- Makes team communication much easier
- Many integrations with other productivity tools
- Expensive compared to other apps
- Some integrations may hinder productivity
More and more, organizations are relying on web-based solutions to bridge the gap between a growing digital world and doing their job. Even for political campaigns that span multiple districts, to entire states, and to the entire country, managers are looking for the best solution for real-time communication. This is where a platform like Slack comes in.
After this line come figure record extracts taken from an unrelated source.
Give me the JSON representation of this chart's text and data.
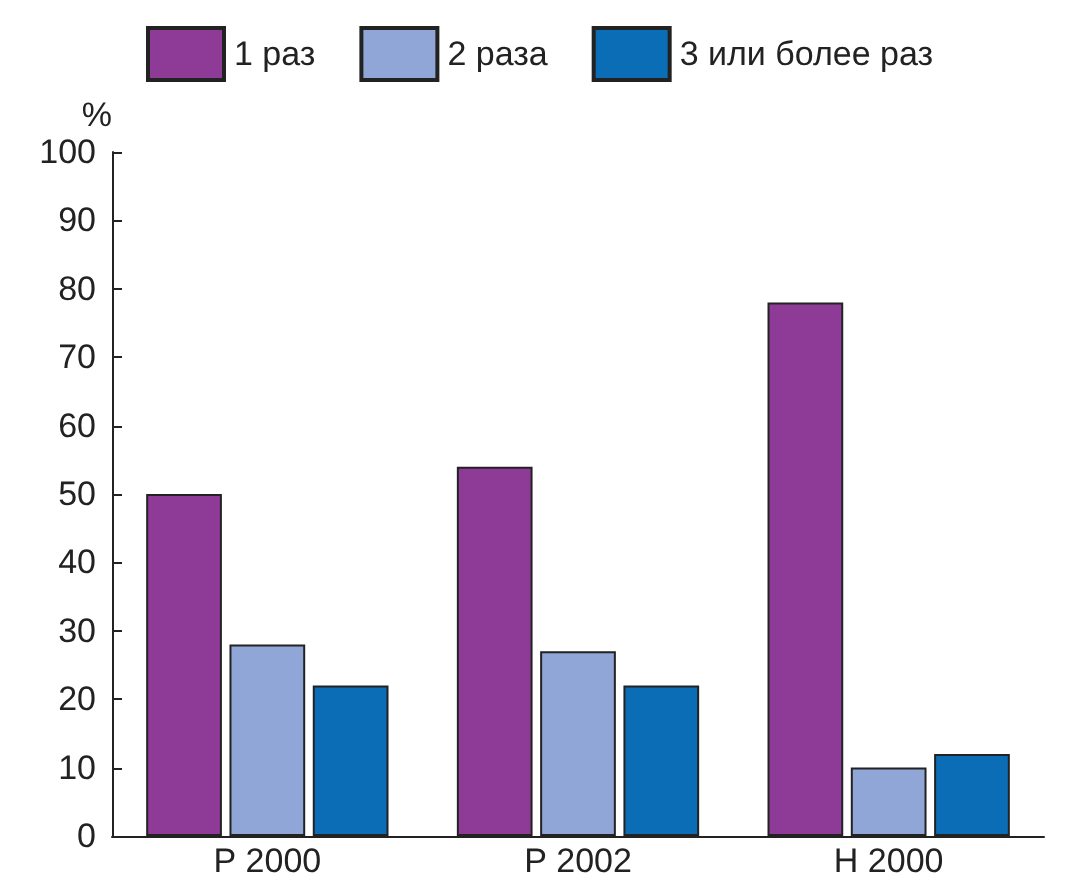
{
  "chart_data": {
    "type": "bar",
    "ylabel": "%",
    "categories": [
      "Р 2000",
      "Р 2002",
      "Н 2000"
    ],
    "series": [
      {
        "name": "1 раз",
        "color": "#8e3b97",
        "values": [
          50,
          54,
          78
        ]
      },
      {
        "name": "2 раза",
        "color": "#8fa6d6",
        "values": [
          28,
          27,
          10
        ]
      },
      {
        "name": "3 или более раз",
        "color": "#0a6db5",
        "values": [
          22,
          22,
          12
        ]
      }
    ],
    "ylim": [
      0,
      100
    ],
    "yticks": [
      0,
      10,
      20,
      30,
      40,
      50,
      60,
      70,
      80,
      90,
      100
    ],
    "grid": false,
    "legend": "top"
  }
}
Being, hands down, one of the most popular productivity tools and workplace chat applications on the market, Slack offers a lot for smaller, more intimate and focused teams.
What can Slack offer?
From a glance, Slack just looks like a glossed up AOL Instant Messenger reboot; what people who haven’t used Slack don’t realize is the breadth and depth of its features.
You can make Slack into a well-oiled productivity machine with the many features and applications it offers. Communication between specific teams, mid-level management, and leadership can be divided up into particular conversation threads. Slack allows you to create particular threads, called “channels,” for campaign management, or the PR team, or for field ops. Regulating users to specific channels can be done, quickly, also. Direct messaging is available for more private conversations, as well.
The search bar with search-refinement options can help team members find what they are looking for from past conversations with relative ease. Plus, there are in-app voice and video call functions and a screen sharing service comparable to Join.Me, GoToMeeting, or Skype.
Larger organizations can utilize the app’s enterprise options to beef up security and encryption, in addition to what is offered in the basic Slack accounts.
API and apps
Slack offers up its API so that organizations can create apps specifically for their teams or for use among the millions of other users. And, of course, this means the Slack App Directory has hundreds of productivity apps that you can integrate into your workflow.
The Google Cloud allows users to transmit documents made with the cloud-based office suite directly in the application. Businesses that use CRM platforms like Salesforce can access client accounts and manipulate them through a series of commands a user types into Slack’s chat field. Financial managers can integrate services like PayPal or Stripe into their Slack channels too.
Regardless of what your organization uses to be productive, Slack is fully customizable with the wide array of applications that cover functions like file management, marketing and communication, media and news tracking, social media management, and so on.
Offering a free option, the application can be great for small teams of ten or less. Plus, the folks who are on the prowl for a productivity app that will best fit the needs of their organization can count on Slack to be free for an unlimited amount of time.
Upgrading is a different story. The pricing structure for larger groups can come at a per user cost per month, charged annually. In the Slack Standard plan, teams would be paying $6.67 per user for a specific suite of services (memory space in the cloud, premium features, etc.). For Slack Plus customers, they are paying for the same suite of services with the added benefits of more memory in the cloud (etc.) at $12.95 per user. Enterprise pricing options are even available for larger groups.
Slack is a powerful and useful tool. Groups, especially small ones, who want to consider the platform as a means to communicate in real time will be signing on to a device that can be customized to meet the team’s workplace needs–and then some.
Slack isn’t for everyone and could frustrate larger groups who extensively use the platform. Also, it should be noted that Slack isn’t a means to eliminate email from the workflow. It’s more or less a means to augment the way team members can collaborate.
Political campaigns and advocacy groups (of all sizes) in particular, could benefit from Slack for its ability to transmit information at the same speed as a text message. And, that saved time could mean a lot for an overworked campaign committee on election day.